Aligned read length calculation
The aligned length of a read at a given accuracy threshold is defined as the greatest position in the read at which the accuracy in the bases up to and including the position meets the accuracy threshold. Accuracy is specified using the Phred -10log10 transformation. As a result, 20 refers to an error rate of 1%, 17 refers to an error rate of 2%, and so on.
For example, the AQ20 length is the greatest length at which the error rate is 1% or less, and the AQ17 length is the greatest length at which the error rate is 2% or less. The "perfect" length is the longest perfectly aligned segment.
For all these calculations, the alignment is constrained to start from position 1 in the read - that is, no 5' clipping is allowed. The underlying assumption is that the reference to which the read is aligned represents the true sequence that is seen.
Appropriate caution must be taken when interpreting AQ20 values in situations where the sample sequenced has substantial differences relative to the reference used, such as working with alignments to a rough draft genome or with samples that are expected to have high mutation rates relative to the reference used. In these situations, the AQ20 lengths might be short even when sequencing quality is excellent.
Specifically, the AQ20 length is calculated as follows:
-
Every base in the read is classified as being correct or not correct according to the alignment to the reference.
-
At every position in the read, the total error rate is calculated up to and including that position.
-
The greatest position at which the error rate is one percent or less is identified and that position defines the AQ20 length.
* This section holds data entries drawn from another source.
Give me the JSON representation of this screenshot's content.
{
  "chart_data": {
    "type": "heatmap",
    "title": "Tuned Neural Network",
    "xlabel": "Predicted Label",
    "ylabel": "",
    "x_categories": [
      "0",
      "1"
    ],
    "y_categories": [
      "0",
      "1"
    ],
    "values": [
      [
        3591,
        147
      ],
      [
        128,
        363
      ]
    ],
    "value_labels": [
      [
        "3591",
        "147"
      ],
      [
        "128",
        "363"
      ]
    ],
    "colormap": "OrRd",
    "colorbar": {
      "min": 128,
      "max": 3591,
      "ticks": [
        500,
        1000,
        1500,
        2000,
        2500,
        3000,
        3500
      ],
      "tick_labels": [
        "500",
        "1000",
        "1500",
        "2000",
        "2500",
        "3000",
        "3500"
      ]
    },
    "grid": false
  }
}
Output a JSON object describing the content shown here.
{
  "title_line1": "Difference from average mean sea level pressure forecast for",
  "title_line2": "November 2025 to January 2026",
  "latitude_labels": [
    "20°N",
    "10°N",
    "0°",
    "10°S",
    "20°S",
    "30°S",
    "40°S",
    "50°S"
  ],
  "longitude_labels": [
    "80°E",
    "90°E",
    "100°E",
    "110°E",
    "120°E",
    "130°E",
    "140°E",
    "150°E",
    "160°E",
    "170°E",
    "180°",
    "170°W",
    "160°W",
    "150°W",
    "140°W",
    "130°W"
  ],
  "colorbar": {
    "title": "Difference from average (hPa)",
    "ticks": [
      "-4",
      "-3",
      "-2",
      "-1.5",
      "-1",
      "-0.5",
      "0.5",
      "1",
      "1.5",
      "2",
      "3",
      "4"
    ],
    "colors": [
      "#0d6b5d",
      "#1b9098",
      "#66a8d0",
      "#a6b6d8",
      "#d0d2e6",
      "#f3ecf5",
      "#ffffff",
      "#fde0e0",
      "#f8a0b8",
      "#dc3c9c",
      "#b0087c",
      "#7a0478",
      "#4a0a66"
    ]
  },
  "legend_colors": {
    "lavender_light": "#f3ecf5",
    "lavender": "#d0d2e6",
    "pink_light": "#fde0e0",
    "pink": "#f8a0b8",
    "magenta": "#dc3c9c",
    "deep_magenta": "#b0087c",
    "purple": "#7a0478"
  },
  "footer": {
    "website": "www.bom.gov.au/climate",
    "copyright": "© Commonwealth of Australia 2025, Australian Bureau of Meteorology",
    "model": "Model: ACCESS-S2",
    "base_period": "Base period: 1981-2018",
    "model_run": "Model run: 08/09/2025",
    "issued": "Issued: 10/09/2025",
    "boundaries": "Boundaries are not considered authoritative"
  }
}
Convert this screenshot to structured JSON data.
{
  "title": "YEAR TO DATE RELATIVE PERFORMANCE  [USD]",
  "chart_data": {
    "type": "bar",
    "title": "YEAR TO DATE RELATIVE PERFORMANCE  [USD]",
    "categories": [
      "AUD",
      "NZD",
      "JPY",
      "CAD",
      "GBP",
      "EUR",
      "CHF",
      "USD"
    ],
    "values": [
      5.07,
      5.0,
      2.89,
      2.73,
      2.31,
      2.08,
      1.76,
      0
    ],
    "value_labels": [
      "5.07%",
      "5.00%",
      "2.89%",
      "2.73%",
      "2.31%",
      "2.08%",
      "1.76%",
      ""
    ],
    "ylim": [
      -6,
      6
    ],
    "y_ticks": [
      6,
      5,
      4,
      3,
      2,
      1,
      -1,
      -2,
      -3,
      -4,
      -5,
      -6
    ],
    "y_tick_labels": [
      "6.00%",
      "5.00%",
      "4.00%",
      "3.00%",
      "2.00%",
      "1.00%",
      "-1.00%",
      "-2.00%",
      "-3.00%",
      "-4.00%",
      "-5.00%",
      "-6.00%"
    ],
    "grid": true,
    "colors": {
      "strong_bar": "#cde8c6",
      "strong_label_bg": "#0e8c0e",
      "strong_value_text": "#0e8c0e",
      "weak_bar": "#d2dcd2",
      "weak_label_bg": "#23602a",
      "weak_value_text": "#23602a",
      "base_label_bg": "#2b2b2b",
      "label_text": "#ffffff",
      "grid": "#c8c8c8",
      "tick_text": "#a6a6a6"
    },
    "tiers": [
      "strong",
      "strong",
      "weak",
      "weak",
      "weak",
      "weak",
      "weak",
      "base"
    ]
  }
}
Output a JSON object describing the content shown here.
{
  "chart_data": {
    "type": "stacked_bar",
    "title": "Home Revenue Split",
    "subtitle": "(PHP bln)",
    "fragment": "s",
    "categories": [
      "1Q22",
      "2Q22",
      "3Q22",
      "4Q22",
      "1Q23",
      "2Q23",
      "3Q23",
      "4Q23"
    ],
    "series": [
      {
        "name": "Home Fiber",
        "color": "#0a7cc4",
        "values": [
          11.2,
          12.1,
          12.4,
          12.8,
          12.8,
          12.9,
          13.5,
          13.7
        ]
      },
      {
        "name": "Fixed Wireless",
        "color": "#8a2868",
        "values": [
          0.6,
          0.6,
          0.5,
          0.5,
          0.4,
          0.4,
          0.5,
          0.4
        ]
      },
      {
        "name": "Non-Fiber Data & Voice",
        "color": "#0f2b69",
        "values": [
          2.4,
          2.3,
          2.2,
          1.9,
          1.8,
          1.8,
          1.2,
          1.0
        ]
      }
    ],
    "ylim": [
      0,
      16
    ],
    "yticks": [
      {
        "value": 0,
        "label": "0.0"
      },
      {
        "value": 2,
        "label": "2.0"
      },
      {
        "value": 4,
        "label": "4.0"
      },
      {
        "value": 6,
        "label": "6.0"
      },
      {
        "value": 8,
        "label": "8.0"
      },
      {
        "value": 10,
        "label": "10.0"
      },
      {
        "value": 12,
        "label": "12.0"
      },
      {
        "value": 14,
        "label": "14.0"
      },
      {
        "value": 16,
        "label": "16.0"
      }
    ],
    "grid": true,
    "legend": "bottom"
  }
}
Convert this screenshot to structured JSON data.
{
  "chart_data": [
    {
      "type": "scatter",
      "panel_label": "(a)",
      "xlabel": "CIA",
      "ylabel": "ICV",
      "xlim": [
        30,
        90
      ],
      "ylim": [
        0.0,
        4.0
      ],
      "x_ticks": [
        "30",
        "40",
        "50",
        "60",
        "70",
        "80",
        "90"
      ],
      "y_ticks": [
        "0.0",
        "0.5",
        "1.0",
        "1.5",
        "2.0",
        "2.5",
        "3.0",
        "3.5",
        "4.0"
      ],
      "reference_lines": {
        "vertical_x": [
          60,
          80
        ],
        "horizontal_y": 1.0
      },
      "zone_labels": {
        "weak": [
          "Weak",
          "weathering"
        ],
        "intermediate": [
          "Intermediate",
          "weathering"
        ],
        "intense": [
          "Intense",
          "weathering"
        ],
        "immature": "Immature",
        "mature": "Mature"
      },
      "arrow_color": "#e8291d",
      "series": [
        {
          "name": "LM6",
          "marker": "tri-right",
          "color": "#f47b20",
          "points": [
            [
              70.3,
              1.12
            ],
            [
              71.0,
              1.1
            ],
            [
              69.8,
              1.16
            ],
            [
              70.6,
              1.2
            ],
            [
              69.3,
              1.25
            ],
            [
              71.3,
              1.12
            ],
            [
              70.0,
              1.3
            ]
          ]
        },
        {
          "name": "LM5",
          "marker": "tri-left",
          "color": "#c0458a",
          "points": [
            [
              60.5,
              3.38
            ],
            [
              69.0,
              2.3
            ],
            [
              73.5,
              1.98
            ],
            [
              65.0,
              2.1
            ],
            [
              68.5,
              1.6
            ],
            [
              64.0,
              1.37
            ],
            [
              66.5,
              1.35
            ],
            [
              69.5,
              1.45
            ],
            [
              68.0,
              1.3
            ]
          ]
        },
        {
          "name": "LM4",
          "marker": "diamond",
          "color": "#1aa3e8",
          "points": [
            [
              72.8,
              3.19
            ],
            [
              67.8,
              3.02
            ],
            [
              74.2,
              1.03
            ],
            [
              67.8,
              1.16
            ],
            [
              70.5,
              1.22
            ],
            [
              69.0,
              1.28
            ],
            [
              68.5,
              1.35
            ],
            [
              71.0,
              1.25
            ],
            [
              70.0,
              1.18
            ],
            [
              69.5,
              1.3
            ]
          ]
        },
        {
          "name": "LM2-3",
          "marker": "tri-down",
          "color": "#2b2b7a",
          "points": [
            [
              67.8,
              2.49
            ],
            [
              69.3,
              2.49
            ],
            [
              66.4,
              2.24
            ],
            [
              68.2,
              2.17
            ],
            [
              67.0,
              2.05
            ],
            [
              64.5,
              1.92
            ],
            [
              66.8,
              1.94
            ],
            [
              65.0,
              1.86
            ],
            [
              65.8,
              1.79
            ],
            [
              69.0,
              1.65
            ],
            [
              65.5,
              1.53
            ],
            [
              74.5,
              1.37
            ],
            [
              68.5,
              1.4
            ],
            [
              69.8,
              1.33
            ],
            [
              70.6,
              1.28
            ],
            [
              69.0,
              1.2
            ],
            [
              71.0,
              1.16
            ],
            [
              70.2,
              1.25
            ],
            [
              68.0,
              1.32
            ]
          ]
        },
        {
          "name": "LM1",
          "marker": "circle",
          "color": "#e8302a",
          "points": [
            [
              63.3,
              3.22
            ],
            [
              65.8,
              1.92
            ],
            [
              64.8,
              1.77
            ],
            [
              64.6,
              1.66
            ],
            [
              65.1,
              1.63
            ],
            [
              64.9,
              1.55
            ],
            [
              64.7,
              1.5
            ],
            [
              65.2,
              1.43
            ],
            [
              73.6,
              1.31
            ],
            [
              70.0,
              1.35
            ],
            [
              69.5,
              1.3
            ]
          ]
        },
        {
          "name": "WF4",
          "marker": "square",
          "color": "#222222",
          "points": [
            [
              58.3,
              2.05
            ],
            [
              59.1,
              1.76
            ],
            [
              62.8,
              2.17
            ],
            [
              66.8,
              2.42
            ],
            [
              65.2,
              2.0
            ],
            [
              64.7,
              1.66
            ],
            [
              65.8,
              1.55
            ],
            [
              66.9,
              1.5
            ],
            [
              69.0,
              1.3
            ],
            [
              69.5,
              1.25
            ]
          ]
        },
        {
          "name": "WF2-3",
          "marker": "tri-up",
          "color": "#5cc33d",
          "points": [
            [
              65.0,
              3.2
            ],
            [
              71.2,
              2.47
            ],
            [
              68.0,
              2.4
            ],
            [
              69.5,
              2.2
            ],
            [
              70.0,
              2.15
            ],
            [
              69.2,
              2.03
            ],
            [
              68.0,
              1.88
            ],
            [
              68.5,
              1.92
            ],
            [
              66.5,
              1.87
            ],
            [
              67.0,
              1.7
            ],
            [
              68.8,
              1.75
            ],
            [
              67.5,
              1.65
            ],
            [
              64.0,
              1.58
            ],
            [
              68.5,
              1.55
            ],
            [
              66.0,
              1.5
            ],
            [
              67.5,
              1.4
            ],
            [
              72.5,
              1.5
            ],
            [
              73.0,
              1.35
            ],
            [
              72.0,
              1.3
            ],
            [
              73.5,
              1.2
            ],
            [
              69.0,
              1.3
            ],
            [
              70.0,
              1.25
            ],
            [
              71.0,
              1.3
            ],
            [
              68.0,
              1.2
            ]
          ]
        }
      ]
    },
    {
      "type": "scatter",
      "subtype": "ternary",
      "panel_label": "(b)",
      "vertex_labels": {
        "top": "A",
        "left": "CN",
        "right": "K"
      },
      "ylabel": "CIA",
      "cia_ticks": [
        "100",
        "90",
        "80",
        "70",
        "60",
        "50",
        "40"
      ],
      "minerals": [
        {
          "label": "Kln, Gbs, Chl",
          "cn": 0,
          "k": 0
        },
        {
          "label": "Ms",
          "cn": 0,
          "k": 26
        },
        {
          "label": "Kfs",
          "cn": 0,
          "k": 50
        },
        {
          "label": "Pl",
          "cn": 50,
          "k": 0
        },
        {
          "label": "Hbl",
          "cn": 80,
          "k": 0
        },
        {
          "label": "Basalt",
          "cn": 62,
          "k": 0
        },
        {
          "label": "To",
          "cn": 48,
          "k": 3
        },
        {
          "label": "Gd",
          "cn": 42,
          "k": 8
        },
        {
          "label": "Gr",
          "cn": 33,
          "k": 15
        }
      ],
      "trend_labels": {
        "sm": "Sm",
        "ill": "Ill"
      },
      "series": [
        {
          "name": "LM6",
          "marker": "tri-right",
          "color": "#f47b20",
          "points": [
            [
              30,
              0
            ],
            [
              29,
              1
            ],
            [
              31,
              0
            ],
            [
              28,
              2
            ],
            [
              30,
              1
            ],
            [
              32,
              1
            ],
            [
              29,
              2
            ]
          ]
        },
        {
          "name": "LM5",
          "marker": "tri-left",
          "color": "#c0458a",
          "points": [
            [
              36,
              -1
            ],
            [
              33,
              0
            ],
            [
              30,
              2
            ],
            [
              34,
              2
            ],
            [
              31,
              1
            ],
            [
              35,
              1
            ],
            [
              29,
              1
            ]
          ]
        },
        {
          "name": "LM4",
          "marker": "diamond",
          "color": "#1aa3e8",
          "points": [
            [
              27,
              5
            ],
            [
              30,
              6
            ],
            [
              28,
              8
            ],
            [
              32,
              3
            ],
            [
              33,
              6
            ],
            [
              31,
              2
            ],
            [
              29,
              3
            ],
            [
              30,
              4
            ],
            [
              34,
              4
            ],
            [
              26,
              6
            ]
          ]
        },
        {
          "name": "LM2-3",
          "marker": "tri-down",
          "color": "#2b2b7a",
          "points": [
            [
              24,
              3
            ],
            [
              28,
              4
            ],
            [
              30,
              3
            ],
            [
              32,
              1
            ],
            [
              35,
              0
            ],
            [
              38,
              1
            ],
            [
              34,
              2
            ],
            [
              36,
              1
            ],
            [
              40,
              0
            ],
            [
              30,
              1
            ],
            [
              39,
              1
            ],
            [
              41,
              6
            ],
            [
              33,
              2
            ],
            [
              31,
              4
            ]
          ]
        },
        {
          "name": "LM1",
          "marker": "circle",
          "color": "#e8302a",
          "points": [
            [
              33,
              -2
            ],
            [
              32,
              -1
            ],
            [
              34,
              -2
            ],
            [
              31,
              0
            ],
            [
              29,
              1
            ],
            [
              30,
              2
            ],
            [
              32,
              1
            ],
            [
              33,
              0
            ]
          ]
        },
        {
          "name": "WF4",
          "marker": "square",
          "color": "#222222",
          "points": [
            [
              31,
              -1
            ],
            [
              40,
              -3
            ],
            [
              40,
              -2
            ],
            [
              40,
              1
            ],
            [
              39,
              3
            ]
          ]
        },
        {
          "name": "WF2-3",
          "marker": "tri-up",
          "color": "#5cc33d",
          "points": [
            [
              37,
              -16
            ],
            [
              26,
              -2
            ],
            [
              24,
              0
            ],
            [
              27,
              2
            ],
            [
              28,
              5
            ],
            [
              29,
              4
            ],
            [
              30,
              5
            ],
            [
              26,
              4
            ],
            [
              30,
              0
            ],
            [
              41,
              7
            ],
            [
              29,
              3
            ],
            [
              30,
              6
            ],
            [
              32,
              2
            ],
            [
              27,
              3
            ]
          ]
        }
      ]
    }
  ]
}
For example, if a 100–bp read consists of 80 perfect bases followed by 2 errors followed by 18 more perfect bases, the total error rate at position 80 is zero percent. At position 81 the total error rate is 1.2% (1/81), at position 82 the error rate is 2.4%, continuing up to position 100 where it is two percent (2/100). The greatest length at which the error rate is one percent or less is 80 and the greatest length at which the error rate is two percent or less is 100, so the AQ20 and AQ17 lengths are 80 and 100 bases, respectively.